Her enduring legacy lies in the book Silent Spring which looks critically at the hubris of Western technologists after the Second World War.  For them, every problem had a solution. There was nothing we in The West should have to endure - pestilence, famine, war and death - could all be kept at arms length by technological advance. She came across DDT first in a series of memos coming across her desk in the US Fish and Wildlife Service which noted its detrimental effect on vertebrate life, especially at the top of the food chain. She had, therefore, to explain the concept of bio-accumulation to the readers of her last general science book.  One of the pervasive metaphors of the time, stemming partly from the 1940 film Dr Ehrlich's Magic Bullet, was that science could precisely/surgically take out the Bad-Hats (in the film's case Treponema pallidum the cause of syphilis) and leave the Goodies unscathed. It's only with 20/20 hindsight that we can embrace the concept of 'good bacteria'. Nevertheless, Carson was pedantic that the 'pesticides' of DuPont and the USDA should be better termed 'biocides' because of their gross lack of precision. "Caedite eos! Novit enim Dominus qui sunt eius"  The catalysing cock-up which started her researching and writing Silent Spring was the response to Solenopsis invicta, RIFA, the red imported fire-ant. RIFA is an annoying pest, with painful and persisting bite, it causes $billions of economic loss in the Southern US by interdicting livestock from the area round their nests and sending people and livestock off for medical treatment. But the FDA approved countermeasure - a chlorinated hydrocarbon called Mirex, was especially effective in killing the native ant-species that were limiting RIFA through ecological competition.  So the big-gun technological solution turned out, after years of unquestioning application, to be worse than doing nothing at all.  Quite apart from the possible carcinogenic activity and definite as a disruptor hormone analogue like BPA.

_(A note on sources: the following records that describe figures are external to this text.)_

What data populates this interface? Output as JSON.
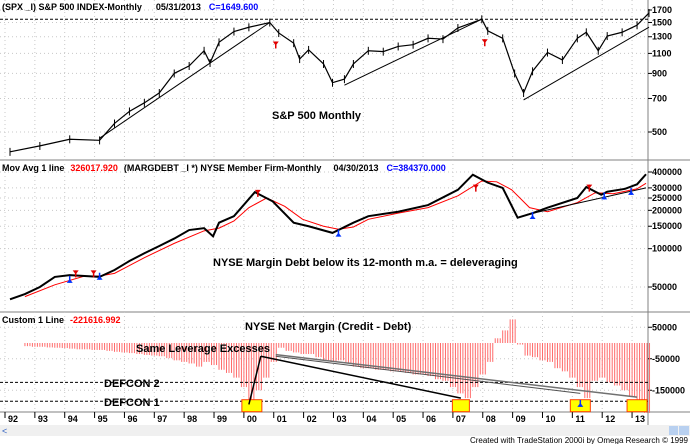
{
  "colors": {
    "price": "#000000",
    "ma": "#ff0000",
    "bars": "#ff6b6b",
    "box": "#ffff00",
    "boxEdge": "#ff4000",
    "accent": "#0000ff",
    "arrowUp": "#0033ff",
    "arrowDown": "#e00000"
  },
  "chart_data": [
    {
      "type": "line",
      "header": {
        "symbol": "(SPX _I) S&P 500 INDEX-Monthly",
        "date": "05/31/2013",
        "close": "C=1649.600"
      },
      "title": "S&P 500 Monthly",
      "yscale": "log",
      "ylim": [
        380,
        1800
      ],
      "yticks": [
        1700,
        1500,
        1300,
        1100,
        900,
        700,
        500
      ],
      "x": [
        1992.0,
        1993.0,
        1994.0,
        1995.0,
        1995.5,
        1996.0,
        1996.5,
        1997.0,
        1997.5,
        1998.0,
        1998.5,
        1998.7,
        1999.0,
        1999.5,
        2000.0,
        2000.7,
        2001.0,
        2001.5,
        2001.7,
        2002.0,
        2002.5,
        2002.8,
        2003.2,
        2003.5,
        2004.0,
        2004.5,
        2005.0,
        2005.5,
        2006.0,
        2006.5,
        2007.0,
        2007.8,
        2008.0,
        2008.5,
        2008.9,
        2009.2,
        2009.5,
        2010.0,
        2010.5,
        2011.0,
        2011.3,
        2011.7,
        2012.0,
        2012.5,
        2013.0,
        2013.4
      ],
      "values": [
        410,
        435,
        465,
        460,
        545,
        615,
        670,
        740,
        900,
        970,
        1130,
        1000,
        1230,
        1370,
        1430,
        1500,
        1350,
        1220,
        1040,
        1140,
        990,
        820,
        850,
        990,
        1130,
        1120,
        1180,
        1200,
        1280,
        1270,
        1420,
        1550,
        1380,
        1280,
        900,
        740,
        920,
        1110,
        1030,
        1280,
        1360,
        1130,
        1310,
        1360,
        1460,
        1650
      ],
      "reference_line": 1550,
      "trendlines": [
        [
          [
            1995.0,
            470
          ],
          [
            2000.7,
            1500
          ]
        ],
        [
          [
            2003.2,
            800
          ],
          [
            2007.8,
            1550
          ]
        ],
        [
          [
            2009.2,
            690
          ],
          [
            2013.4,
            1430
          ]
        ]
      ],
      "down_arrows": [
        [
          2000.9,
          1330
        ],
        [
          2007.9,
          1360
        ]
      ]
    },
    {
      "type": "line",
      "header": {
        "study": "Mov Avg 1 line",
        "study_value": "326017.920",
        "symbol": "(MARGDEBT _I    *) NYSE Member Firm-Monthly",
        "date": "04/30/2013",
        "close": "C=384370.000"
      },
      "annotation": "NYSE Margin Debt below its 12-month m.a. = deleveraging",
      "yscale": "log",
      "ylim": [
        35000,
        450000
      ],
      "yticks": [
        400000,
        300000,
        250000,
        200000,
        150000,
        100000,
        50000
      ],
      "series": [
        {
          "role": "price",
          "x": [
            1992.0,
            1992.5,
            1993.0,
            1993.5,
            1994.0,
            1994.5,
            1995.0,
            1995.5,
            1996.0,
            1996.5,
            1997.0,
            1997.5,
            1998.0,
            1998.5,
            1998.8,
            1999.0,
            1999.5,
            2000.2,
            2000.8,
            2001.5,
            2002.0,
            2002.8,
            2003.5,
            2004.0,
            2005.0,
            2006.0,
            2007.0,
            2007.5,
            2008.0,
            2008.5,
            2009.0,
            2009.5,
            2010.0,
            2011.0,
            2011.3,
            2011.8,
            2012.0,
            2012.6,
            2013.0,
            2013.3
          ],
          "values": [
            40000,
            44000,
            50000,
            60000,
            62000,
            61000,
            60000,
            68000,
            80000,
            92000,
            105000,
            120000,
            140000,
            145000,
            125000,
            160000,
            180000,
            278000,
            235000,
            160000,
            150000,
            133000,
            160000,
            180000,
            195000,
            220000,
            290000,
            381000,
            330000,
            300000,
            175000,
            190000,
            210000,
            250000,
            305000,
            265000,
            280000,
            295000,
            320000,
            384000
          ]
        },
        {
          "role": "moving-average",
          "x": [
            1992.5,
            1993.5,
            1994.5,
            1995.0,
            1995.5,
            1996.5,
            1997.5,
            1998.5,
            1999.0,
            1999.5,
            2000.0,
            2000.6,
            2001.2,
            2001.8,
            2002.5,
            2003.0,
            2003.5,
            2004.0,
            2005.0,
            2006.0,
            2007.0,
            2007.8,
            2008.3,
            2008.8,
            2009.4,
            2010.0,
            2011.0,
            2011.6,
            2012.2,
            2013.0,
            2013.3
          ],
          "values": [
            42000,
            52000,
            61000,
            61000,
            64000,
            85000,
            110000,
            138000,
            145000,
            165000,
            210000,
            250000,
            215000,
            170000,
            150000,
            142000,
            148000,
            170000,
            190000,
            210000,
            260000,
            340000,
            335000,
            290000,
            210000,
            195000,
            230000,
            275000,
            270000,
            295000,
            326000
          ]
        }
      ],
      "down_arrows": [
        [
          1994.2,
          70000
        ],
        [
          1994.8,
          70000
        ],
        [
          2000.3,
          300000
        ],
        [
          2007.6,
          330000
        ],
        [
          2011.4,
          330000
        ]
      ],
      "up_arrows": [
        [
          1994.0,
          52000
        ],
        [
          1995.0,
          55000
        ],
        [
          2003.0,
          120000
        ],
        [
          2009.5,
          165000
        ],
        [
          2011.9,
          235000
        ],
        [
          2012.8,
          255000
        ]
      ],
      "trendlines": [
        [
          [
            2009.3,
            185000
          ],
          [
            2013.3,
            300000
          ]
        ]
      ]
    },
    {
      "type": "bar",
      "header": {
        "study": "Custom 1 Line",
        "study_value": "-221616.992"
      },
      "title": "NYSE Net Margin (Credit - Debt)",
      "ylim": [
        -200000,
        100000
      ],
      "yticks": [
        50000,
        -50000,
        -150000
      ],
      "start": "1992-07",
      "frequency": "quarterly",
      "values": [
        -10000,
        -12000,
        -12000,
        -14000,
        -15000,
        -16000,
        -18000,
        -20000,
        -20000,
        -22000,
        -22000,
        -25000,
        -28000,
        -30000,
        -32000,
        -35000,
        -38000,
        -40000,
        -42000,
        -48000,
        -55000,
        -60000,
        -65000,
        -75000,
        -60000,
        -70000,
        -85000,
        -95000,
        -110000,
        -140000,
        -195000,
        -150000,
        -110000,
        -60000,
        -15000,
        -25000,
        -30000,
        -35000,
        -35000,
        -45000,
        -55000,
        -60000,
        -55000,
        -65000,
        -75000,
        -80000,
        -80000,
        -85000,
        -85000,
        -90000,
        -90000,
        -95000,
        -100000,
        -100000,
        -105000,
        -115000,
        -120000,
        -140000,
        -160000,
        -175000,
        -140000,
        -100000,
        -60000,
        15000,
        40000,
        75000,
        -5000,
        -40000,
        -45000,
        -55000,
        -60000,
        -80000,
        -90000,
        -110000,
        -140000,
        -175000,
        -120000,
        -110000,
        -125000,
        -135000,
        -150000,
        -170000,
        -200000,
        -222000
      ],
      "levels": [
        {
          "label": "DEFCON 2",
          "value": -125000
        },
        {
          "label": "DEFCON 1",
          "value": -185000
        }
      ],
      "annotation": "Same Leverage Excesses",
      "highlights": [
        2000.1,
        2007.1,
        2011.1,
        2013.0
      ],
      "up_arrows": [
        [
          2011.1,
          -190000
        ]
      ]
    }
  ],
  "xaxis": {
    "labels": [
      "92",
      "93",
      "94",
      "95",
      "96",
      "97",
      "98",
      "99",
      "00",
      "01",
      "02",
      "03",
      "04",
      "05",
      "06",
      "07",
      "08",
      "09",
      "10",
      "11",
      "12",
      "13"
    ],
    "start_year": 1992
  },
  "footer": "Created with TradeStation 2000i by Omega Research © 1999"
}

Carson didn't last long after Silent Spring was published. She was subjected to outrageous ad hominem attacks by the vested interests that were making (DuPont, American Cyanamid) and broadcasting (USDA, farmers) a cocktail of chemical toxins to deal with agricultural and medical insect pests. It took decades of research to establish the extent of the ecological damage wrought by humunkind in our efforts to keep everything for ourselves and destroy anything that wanted a share.  But even as she was dying, she spoke to Congress and she managed a canny publicity campaign to ensure that her message was heard.
Fifty years later we can still hear the echo of her voice.